In der Wiener Klassik und Romantik ist man von der "reinen, absoluten Tonkunst" überzeugt. Die absolute Instrumentalmusik deutet auf das "Unaussprechliche" hin, auf unbestimmte Gefühle im "Geisterreich der Töne" (E.T.A. Hofmann).
Von dieser mitunter überbordende "Gefühlsästhetik" - Nietzsche spricht vom Ziel der "größtmögliche Vermittlung von Gefühlsinhalten" - wendet man sich später immer mehr ab. Auch Nietzsche erteilt schließlich der Gefühlsästhetik eine radikale Absage. Die Form des Kunstwerks bekommt gegenüber dem Inhalt die Oberhand.

Im 20. Jahrhundert wird die vorangegangene Musik in Frage gestellt. Es kommt zur "Emanzipation der Dissonanz", die "Zweite Wiener Schule" lehnt z.B. die Tonalität ab. Es bilden sich in der Folge viele unterschiedliche Richtungen aus, die jeweils ihre eigenen Gestaltungsgesetze haben.

Man ist heute der Ansicht, daß die Musikästhetik nicht weiter normativ verfahren darf (also Werturteile mit dem Anspruch auf wissenschaftliche Gültigkeit verbreiten; Zitat Kneif im u.g. pdf-Dokument).

Detaillierter kann man die Thematik z.B. hier nachlesen:
http://de.wikipedia.org/wiki/Musik%C3%A4sthetik
http://www.fzmw.de/2005/2005_2.pdf

Also, die Kriterien für Werturteile haben es inzwischen sehr schwer und es gibt ja auch folgende Aussagen bekannter Künstler:

Joseph Beuys:
"Jeder Mensch ist ein Künstler...", "...damit sage ich nichts über die Qualität. Ich sage nur etwas über die prinzipielle Möglichkeit, die in jedem Menschen vorliegt...Das Schöpferische erkläre ich als das Künstlerische, und das ist mein Kunstbegriff."
http://www.kunstmarkt.com/pages/kue/kuenstler_portraitbericht.html?id=34000
John Cage:
"If you celebrate it, it's art, if you don't, it isn't"
"Ich habe nichts zu sagen, und ich sage es, und das ist Poesie, wie ich sie brauche."
http://www.youtube.com/watch?v=hUJagb7hL0E
http://de.wikipedia.org/wiki/John_Cage
http://www.dradio.de/dlf/sendungen/langenacht/292289/
Also was bleibt an Bewertungskriterien? Irgendwie müssen (angehende) Kompositionsstudenten und Kunststudenten ja bewertet werden. Auch die staatlichen Gelder zur Förderung der Kunst sollten nach bestimmten Kriterien vergeben werden.

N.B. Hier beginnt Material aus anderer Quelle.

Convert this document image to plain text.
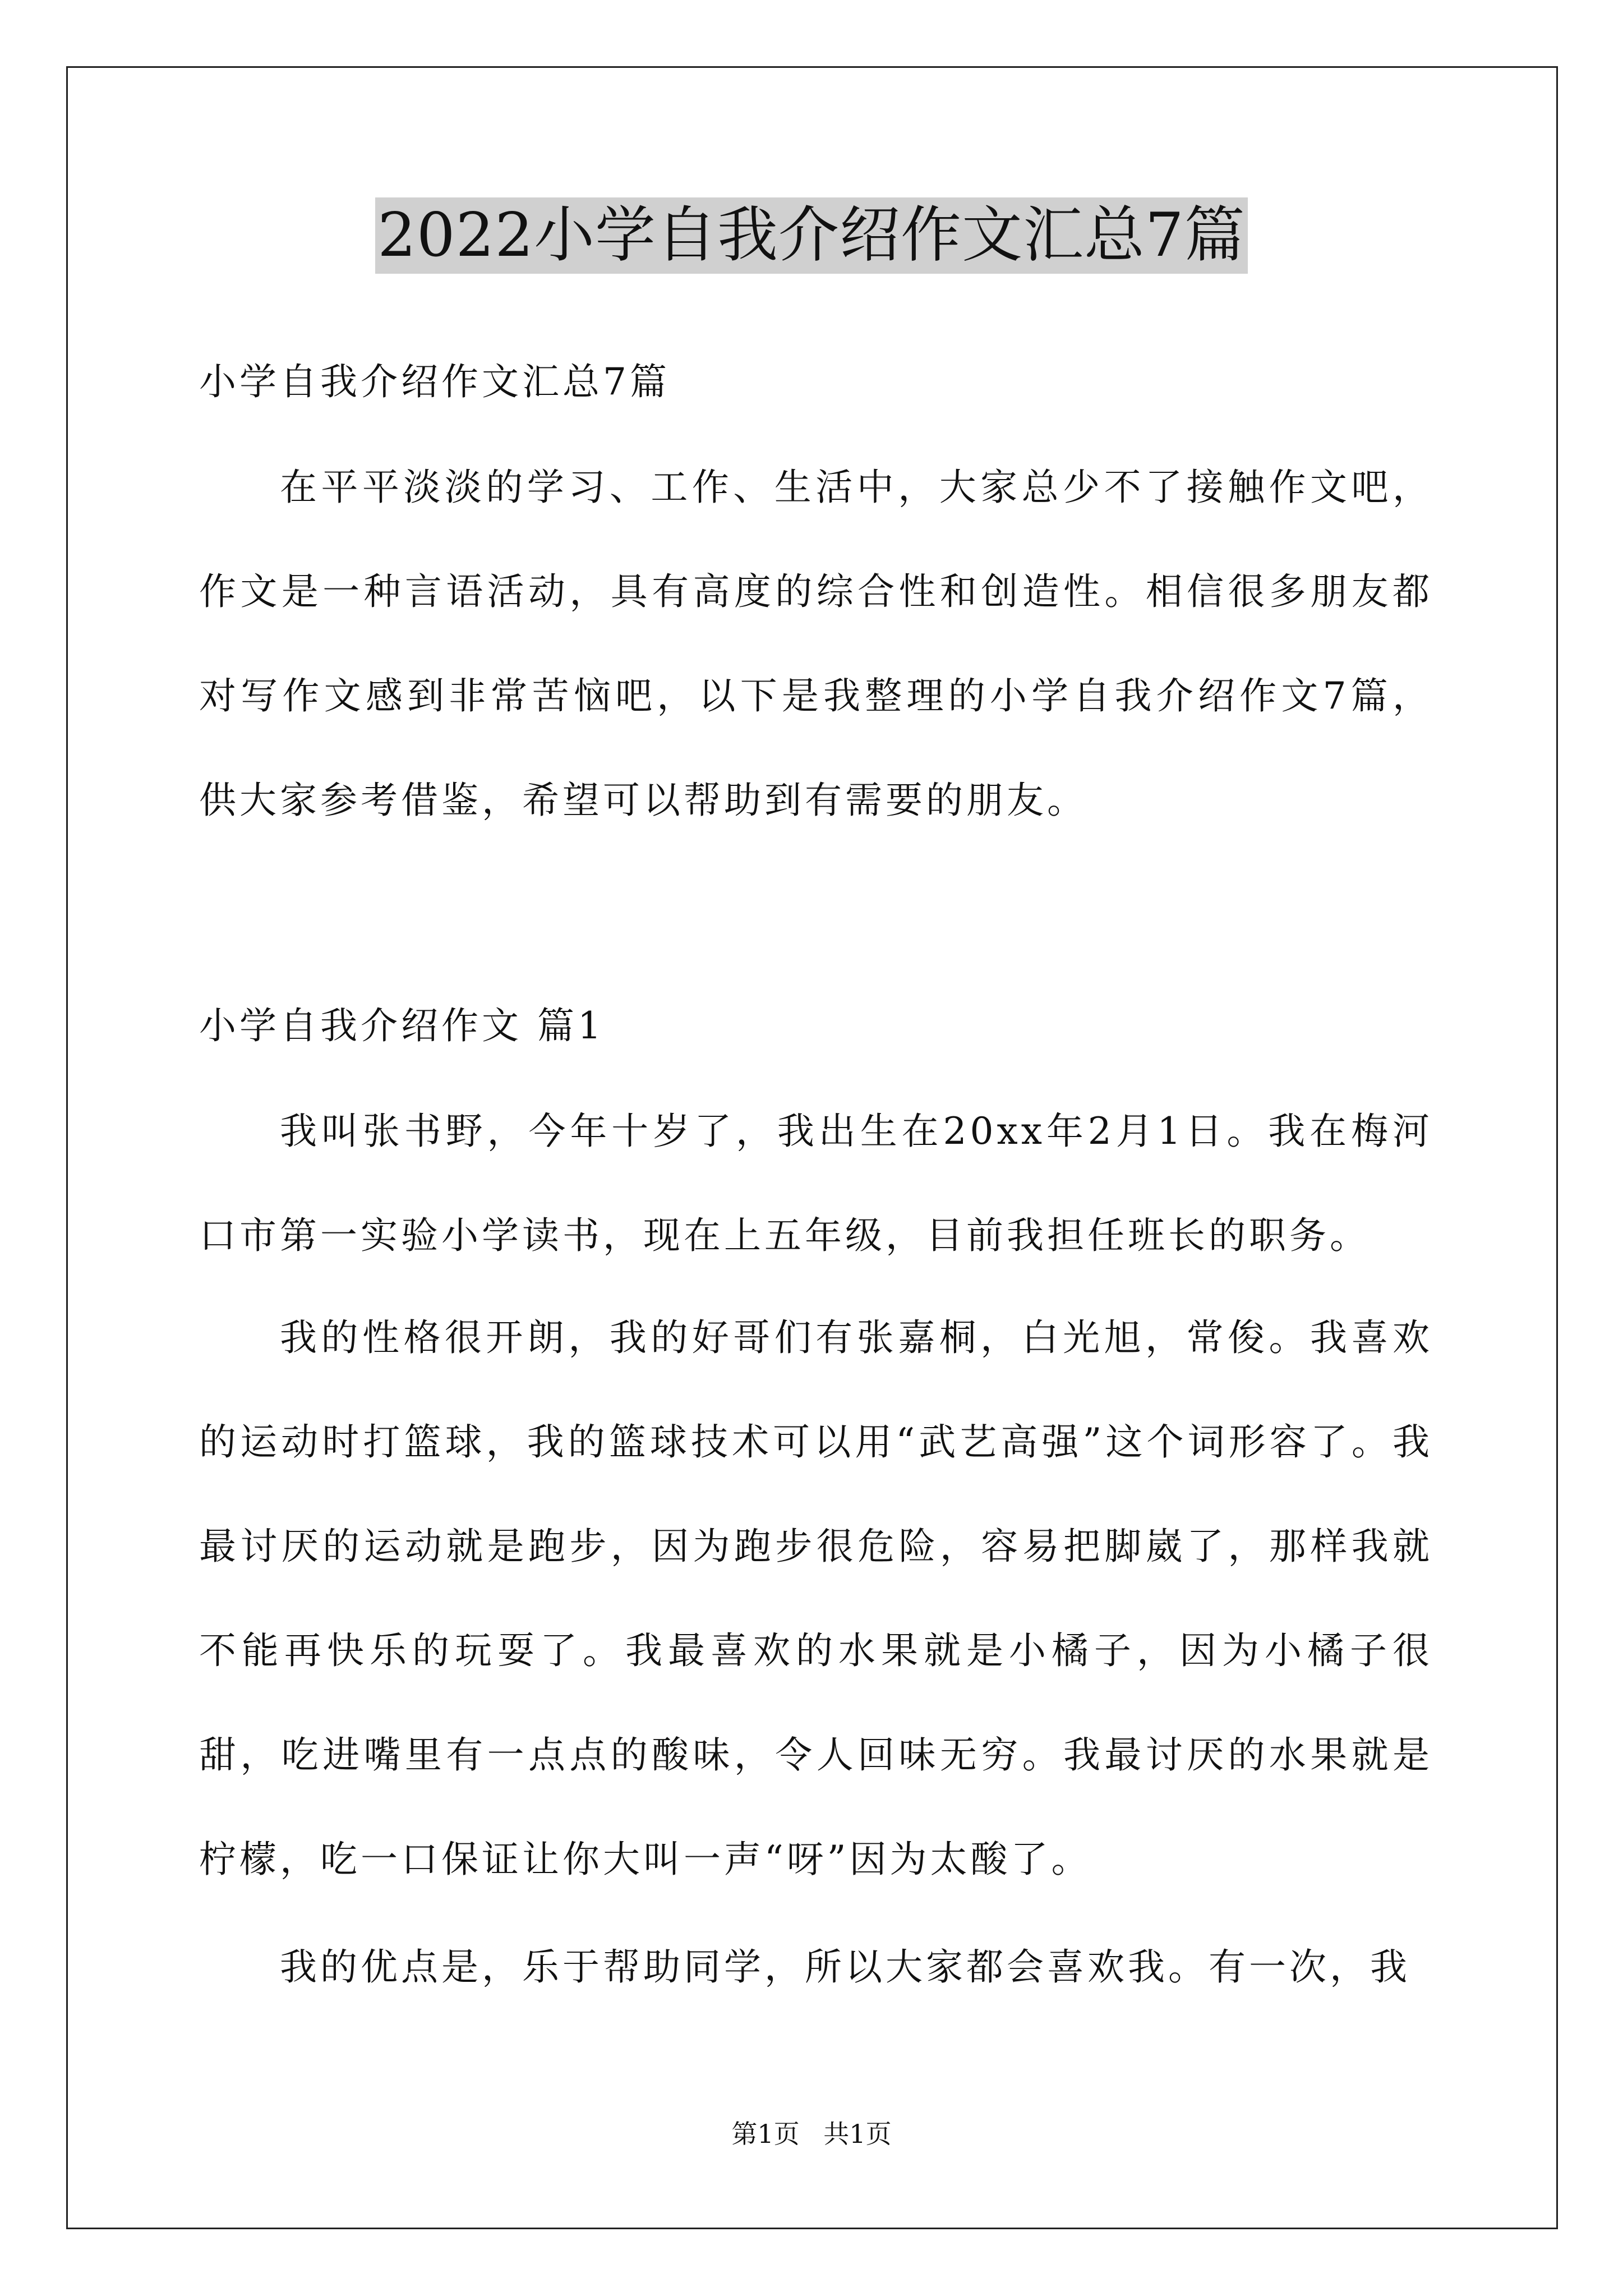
2022小学自我介绍作文汇总7篇
小学自我介绍作文汇总7篇

在平平淡淡的学习、工作、生活中，大家总少不了接触作文吧，作文是一种言语活动，具有高度的综合性和创造性。相信很多朋友都对写作文感到非常苦恼吧，以下是我整理的小学自我介绍作文7篇，供大家参考借鉴，希望可以帮助到有需要的朋友。

小学自我介绍作文 篇1

我叫张书野，今年十岁了，我出生在20xx年2月1日。我在梅河口市第一实验小学读书，现在上五年级，目前我担任班长的职务。

我的性格很开朗，我的好哥们有张嘉桐，白光旭，常俊。我喜欢的运动时打篮球，我的篮球技术可以用“武艺高强”这个词形容了。我最讨厌的运动就是跑步，因为跑步很危险，容易把脚崴了，那样我就不能再快乐的玩耍了。我最喜欢的水果就是小橘子，因为小橘子很甜，吃进嘴里有一点点的酸味，令人回味无穷。我最讨厌的水果就是柠檬，吃一口保证让你大叫一声“呀”因为太酸了。

我的优点是，乐于帮助同学，所以大家都会喜欢我。有一次，我

第1页 共1页
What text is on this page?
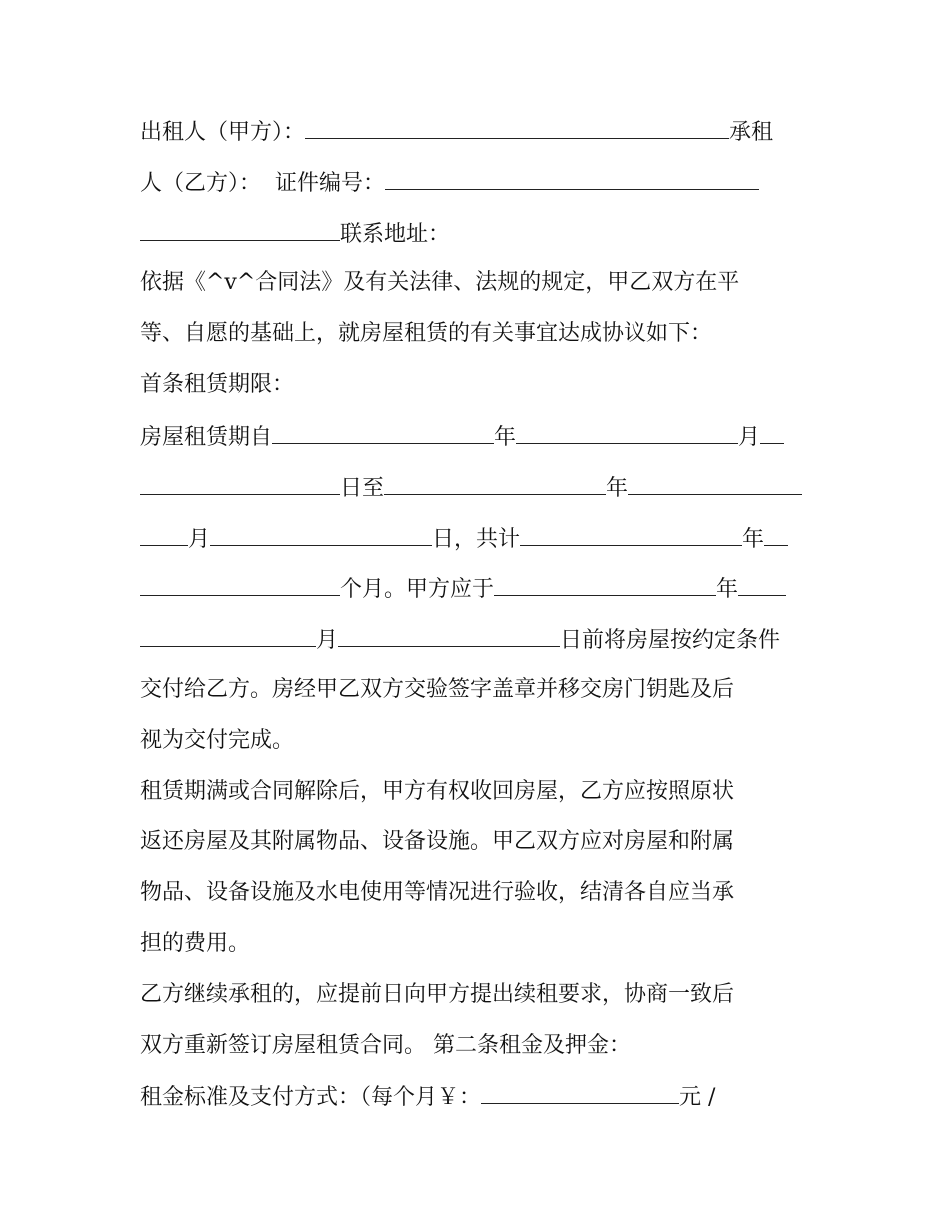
出租人（甲方）：	承租
人（乙方）： 证件编号：
联系地址：
依据《^v^合同法》及有关法律、法规的规定，甲乙双方在平
等、自愿的基础上，就房屋租赁的有关事宜达成协议如下：
首条租赁期限：
房屋租赁期自	年	月
日至	年
月	日，共计	年
个月。甲方应于	年
月	日前将房屋按约定条件
交付给乙方。房经甲乙双方交验签字盖章并移交房门钥匙及后
视为交付完成。
租赁期满或合同解除后，甲方有权收回房屋，乙方应按照原状
返还房屋及其附属物品、设备设施。甲乙双方应对房屋和附属
物品、设备设施及水电使用等情况进行验收，结清各自应当承
担的费用。
乙方继续承租的，应提前日向甲方提出续租要求，协商一致后
双方重新签订房屋租赁合同。 第二条租金及押金：
租金标准及支付方式：（每个月￥：	元 /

Keine einfache Aufgabe. Auch das Bundesverfassungsgericht ist gezwungen zwischen Kunst und Nicht-Kunst zu unterscheiden und machte folgende Aussage:

Der Lebensbereich "Kunst" ist durch die vom Wesen der Kunst geprägten, ihr allein eigenen Strukturmerkmale zu bestimmen. Von ihnen hat die Auslegung des Kunstbegriffs der Verfassung auszugehen. Das Wesentliche der künstlerischen Betätigung ist die freie schöpferische Gestaltung, in der Eindrücke, Erfahrungen, Erlebnisse des Künstlers durch das Medium einer bestimmten Formensprache zu unmittelbarer Anschauung gebracht werden. Alle künstlerische Tätigkeit ist ein Ineinander von bewußten und unbewußten Vorgängen, die rational nicht aufzulösen sind. Beim künstlerischen Schaffen wirken Intuition, Phantasie und Kunstverstand zusammen; es ist primär nicht Mitteilung, sondern Ausdruck und zwar unmittelbarster Ausdruck der individuellen Persönlichkeit des Künstlers.
http://sorminiserv.unibe.ch:8080/tools/ainfo.exe?Command=ShowPrintVersion&Name=bv030173
Tja, hilft das bei Deiner Fragestellung weiter? Vielleicht etwas.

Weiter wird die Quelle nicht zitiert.